Queens executive superintendent tapped to oversee NYC teaching and learning

After an open search, the education department has tapped a Queens superintendent to oversee teaching and learning for the city’s public schools. 

Lawrence Pendergast, the executive superintendent of Queens North, will become the new deputy chief academic officer of teaching and learning on October 15. Pendergast will replace Phil Weinberg, who held that position under two chancellors and who announced in June that he would be stepping down. 

In his role, Pendergast will be overseeing efforts to improve instruction in the classroom and creating “system-wide strategies” to strengthen culturally responsive education across schools — an initiative that has drawn a mix of support and backlash from the community. Culturally responsive education is meant to fold students’ backgrounds, such as their cultural and racial experiences, into instruction.

Unlike Weinberg, who before joining the central office served for many years as a teacher and principal at a high-performing school in Brooklyn, Pendergast has worked in various positions over his 24 years with the education department. He’s been an instructional specialist, a teacher, an assistant principal, and a leader of two Manhattan schools: He served as the founding principal of Urban Assembly School of Design and Construction, and as the executive principal of Leadership and Public Service High School. 

In recent years, Pendergast has overseen the support centers that schools can tap when they need help with anything from training staff to getting their instructional needs met. He spent four years overseeing such a center in the Bronx and another three years leading a center in Queens before he became executive superintendent in 2018.

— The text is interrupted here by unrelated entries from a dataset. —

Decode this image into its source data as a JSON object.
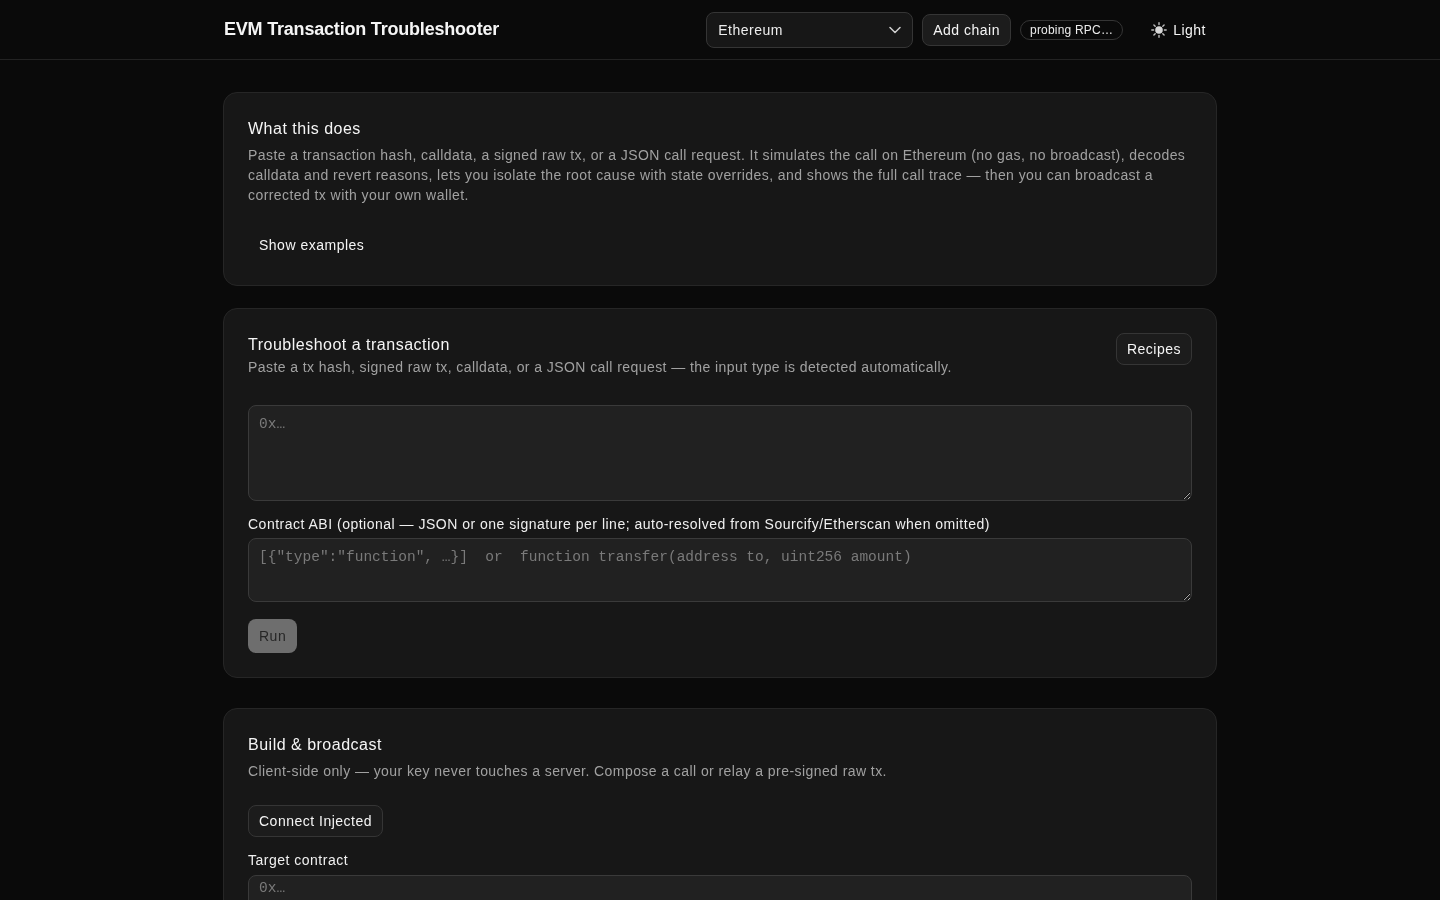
{
  "header": {
    "title": "EVM Transaction Troubleshooter",
    "chain_select": {
      "value": "Ethereum"
    },
    "add_chain_button": "Add chain",
    "status_badge": "probing RPC…",
    "theme_toggle": {
      "label": "Light"
    }
  },
  "about_card": {
    "title": "What this does",
    "description": "Paste a transaction hash, calldata, a signed raw tx, or a JSON call request. It simulates the call on Ethereum (no gas, no broadcast), decodes calldata and revert reasons, lets you isolate the root cause with state overrides, and shows the full call trace — then you can broadcast a corrected tx with your own wallet.",
    "examples_button": "Show examples"
  },
  "troubleshoot_card": {
    "title": "Troubleshoot a transaction",
    "subtitle": "Paste a tx hash, signed raw tx, calldata, or a JSON call request — the input type is detected automatically.",
    "recipes_button": "Recipes",
    "input_field": {
      "placeholder": "0x…"
    },
    "abi_label": "Contract ABI (optional — JSON or one signature per line; auto-resolved from Sourcify/Etherscan when omitted)",
    "abi_field": {
      "placeholder": "[{\"type\":\"function\", …}]  or  function transfer(address to, uint256 amount)"
    },
    "run_button": {
      "label": "Run",
      "disabled": true
    }
  },
  "broadcast_card": {
    "title": "Build & broadcast",
    "subtitle": "Client-side only — your key never touches a server. Compose a call or relay a pre-signed raw tx.",
    "connect_button": "Connect Injected",
    "target_label": "Target contract",
    "target_field": {
      "placeholder": "0x…"
    }
  }
}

In a letter to the department, Chief Academic Officer Linda Chen touted Pendergast’s record of supporting schools “whether it’s developing professional learning plans so schools can meet the needs of our students, creating curriculum, building principal pipelines, developing teachers, or developing strategies to expand access to post-secondary resources.” She said she was confident that Pendergast’s would work to improve student outcomes throughout the city. 

As executive superintendent, he oversees 168 schools in Queens that serve about 148,000 students. 

In a statement, Pendergast thanked “Queens North students, teachers, principals, superintendents, parents, and parent leaders for their partnership,” and said he was proud of the work that they’ve accomplished together. 

The education department is conducting a search to find a new Queens North executive superintendent.